Toledo Cacao Growers Association
There are a few different options for cacao farmers to get their beans to market in Southern Belize. Maya Mountain Cacao is one. I also made a very quick stop at the Toledo Cacao Growers Association (TCGA) in Punta Gorda.

According to the man I spoke to at TCGA -- who was very kind to show me their holding and weighing area for cacao beans when I dropped by -- almost 500 farmers regularly bring cacao beans to sell to this non-profit organization. Beans are weighed and inspected as part of this process. Local Belize chocolate makers that buy beans from TCGA include Cotton Tree Chocolate (Punta Gorda), Goss Chocolate (Placencia), Kakaw Chocolate (San Pedro), and Wangla Chocolate.

Cotton Trees and Cocoa Nibs - April 30, 2013

Chocolate of the Day: 

Cotton Tree Chocolate
Cocoa Nib Crunch (bar)
Calories: 183 calories for 1/3 bar
Cost: $15.00 Belize dollars ($7.50 US Dollars)
Purchased from: Advance Tees shop in Belize International Airport, Belize City, Belize

This week I'm enjoying chocolate brought home from Belize, including today's sweet, milk chocolate (46% cacao) Cocoa Nib Crunch bar from Cotton Tree Chocolate (Punta Gorda, Belize). My favorite part: the nibs - packed with earthy, unsweetened chocolatey flavor.

This was the first chocolate brand/bar that I saw in Belize. I snapped one up at a shop in the Belize International Airport within an hour of arriving -- just in case I might not see it again. However, I needn't have worried, as I was on my way to the Toledo District in Southern Belize -- known for its cacao farms and chocolate.

Later in the week, I had the privilege of visiting the Cotton Tree Chocolate factory store in Punta Gorda town (a few miles from where I was staying, at the Belcampo Lodge and Farm). And I bought more bars after seeing chocolate made there. (Thanks again to Juli for the tour.)

Cotton Trees and Cacao
When I first arrived in Belize, I noticed strips of leather-like bark with fluffy, cream-colored cottony fluff attached. I soon figured out (by looking straight up) that these had fallen from a Cotton Tree.

The Cotton Tree (also known as the Ceiba tree) is a tall tree that towers above the jungle canopy in Belize. Revered by the people, and tied to Maya legends, this tree has a massive root system (similar to a large fig or banyan tree). I hiked through undergrowth, around vines, and over limestone rocks to see the roots of one massive tree up close (see photo) while in Belize. (Thank you Desmond for leading the way.)

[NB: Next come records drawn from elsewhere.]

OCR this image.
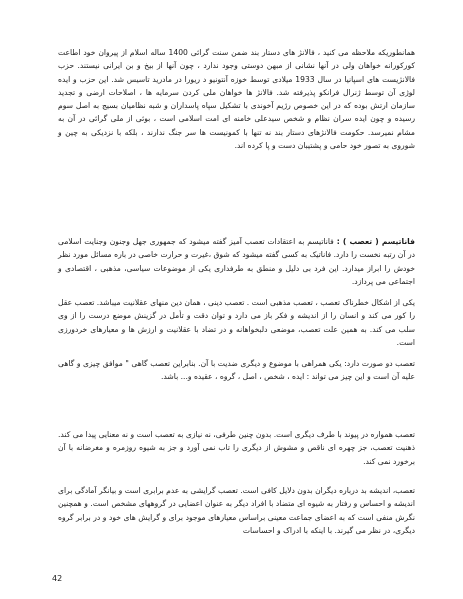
همانطوریکه ملاحظه می کنید ، فالانژ های دستار بند ضمن سنت گرائی 1400 ساله اسلام از پیروان خود اطاعت کورکورانه خواهان ولی در آنها نشانی از مبهن دوستی وجود ندارد ، چون آنها از بیخ و بن ایرانی نیستند. حزب فالانژیست های اسپانیا در سال 1933 میلادی توسط خوزه آنتونیو د ریورا در مادرید تاسیس شد. این حزب و ایده لوژی آن توسط ژنرال فرانکو پذیرفته شد. فالانژ ها خواهان ملی کردن سرمایه ها ، اصلاحات ارضی و تجدید سازمان ارتش بوده که در این خصوص رژیم آخوندی با تشکیل سپاه پاسداران و شبه نظامیان بسیج به اصل سوم رسیده و چون ایده سران نظام و شخص سیدعلی خامنه ای امت اسلامی است ، بوئی از ملی گرائی در آن به مشام نمیرسد. حکومت فالانژهای دستار بند نه تنها با کمونیست ها سر جنگ ندارند ، بلکه با نزدیکی به چین و شوروی به تصور خود حامی و پشتیبان دست و پا کرده اند.

فاناتیسم ( تعصب ) : فاناتیسم به اعتقادات تعصب آمیز گفته میشود که جمهوری جهل وجنون وجنایت اسلامی در آن رتبه نخست را دارد. فاناتیک به کسی گفته میشود که شوق ،غیرت و حرارت خاصی در باره مسائل مورد نظر خودش را ابراز میدارد. این فرد بی دلیل و منطق به طرفداری یکی از موضوعات سیاسی، مذهبی ، اقتصادی و اجتماعی می پردازد.

یکی از اشکال خطرناک تعصب ، تعصب مذهبی است . تعصب دینی ، همان دین منهای عقلانیت میباشد. تعصب عقل را کور می کند و انسان را از اندیشه و فکر باز می دارد و توان دقت و تأمل در گزینش موضع درست را از وی سلب می کند. به همین علت تعصب، موضعی دلبخواهانه و در تضاد با عقلانیت و ارزش ها و معیارهای خردورزی است.

تعصب دو صورت دارد: یکی همراهی با موضوع و دیگری ضدیت با آن. بنابراین تعصب گاهی " موافق چیزی و گاهی علیه آن است و این چیز می تواند : ایده ، شخص ، اصل ، گروه ، عقیده و... باشد.

تعصب همواره در پیوند با طرف دیگری است. بدون چنین طرفی، نه نیازی به تعصب است و نه معنایی پیدا می کند. ذهنیت تعصب، جز چهره ای ناقص و مشوش از دیگری را تاب نمی آورد و جز به شیوه روزمره و مغرضانه با آن برخورد نمی کند.

تعصب، اندیشه بد درباره دیگران بدون دلایل کافی است. تعصب گرایشی به عدم برابری است و بیانگر آمادگی برای اندیشه و احساس و رفتار به شیوه ای متضاد با افراد دیگر به عنوان اعضایی در گروههای مشخص است. و همچنین نگرش منفی است که به اعضای جماعت معینی براساس معیارهای موجود برای و گرایش های خود و در برابر گروه دیگری، در نظر می گیرند. با اینکه با ادراک و احساسات

42
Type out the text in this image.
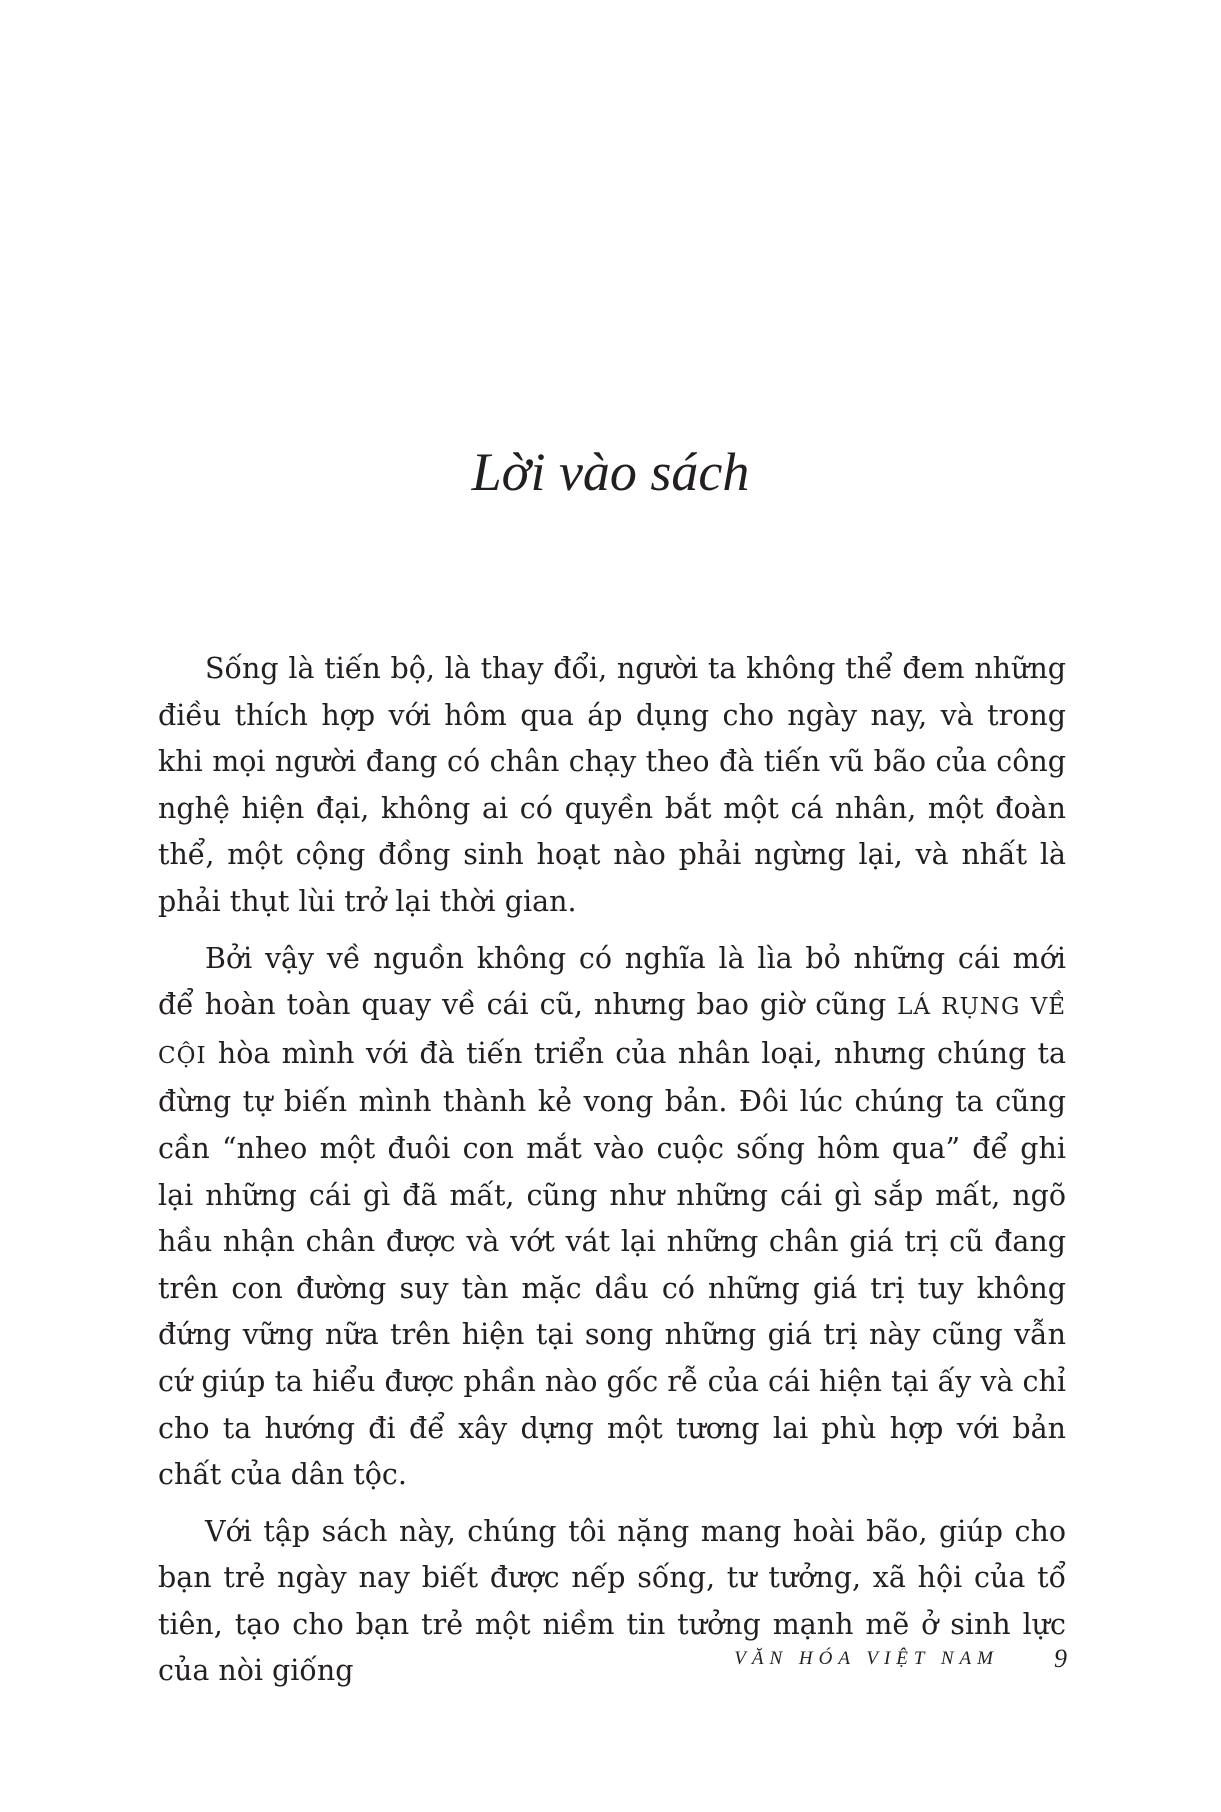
Lời vào sách

Sống là tiến bộ, là thay đổi, người ta không thể đem những điều thích hợp với hôm qua áp dụng cho ngày nay, và trong khi mọi người đang có chân chạy theo đà tiến vũ bão của công nghệ hiện đại, không ai có quyền bắt một cá nhân, một đoàn thể, một cộng đồng sinh hoạt nào phải ngừng lại, và nhất là phải thụt lùi trở lại thời gian.

Bởi vậy về nguồn không có nghĩa là lìa bỏ những cái mới để hoàn toàn quay về cái cũ, nhưng bao giờ cũng LÁ RỤNG VỀ CỘI hòa mình với đà tiến triển của nhân loại, nhưng chúng ta đừng tự biến mình thành kẻ vong bản. Đôi lúc chúng ta cũng cần “nheo một đuôi con mắt vào cuộc sống hôm qua” để ghi lại những cái gì đã mất, cũng như những cái gì sắp mất, ngõ hầu nhận chân được và vớt vát lại những chân giá trị cũ đang trên con đường suy tàn mặc dầu có những giá trị tuy không đứng vững nữa trên hiện tại song những giá trị này cũng vẫn cứ giúp ta hiểu được phần nào gốc rễ của cái hiện tại ấy và chỉ cho ta hướng đi để xây dựng một tương lai phù hợp với bản chất của dân tộc.

Với tập sách này, chúng tôi nặng mang hoài bão, giúp cho bạn trẻ ngày nay biết được nếp sống, tư tưởng, xã hội của tổ tiên, tạo cho bạn trẻ một niềm tin tưởng mạnh mẽ ở sinh lực của nòi giống	VĂN HÓA VIỆT NAM 9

Cacao and Cotton Trees both grow in forested areas in Belize, and other areas of Latin America. Cacao trees grow well with some shade cover. I think if I was a cacao tree, I would feel fortunate to have some shade from a Cotton Tree.

Maya Mountain Cacao, Cotton Tree Lodge
While in Belize, I also took a brief tour of the Maya Mountain Cacao fermentation and drying operation at the Cotton Tree Lodge (both were within sight of another very large, majestic Cotton Tree).

Belcampo's first batch of chocolate made in the chocolate building of their new Agritourism facility on their property in Punta Gorda was made in part with beans from Maya Mountain Cacao.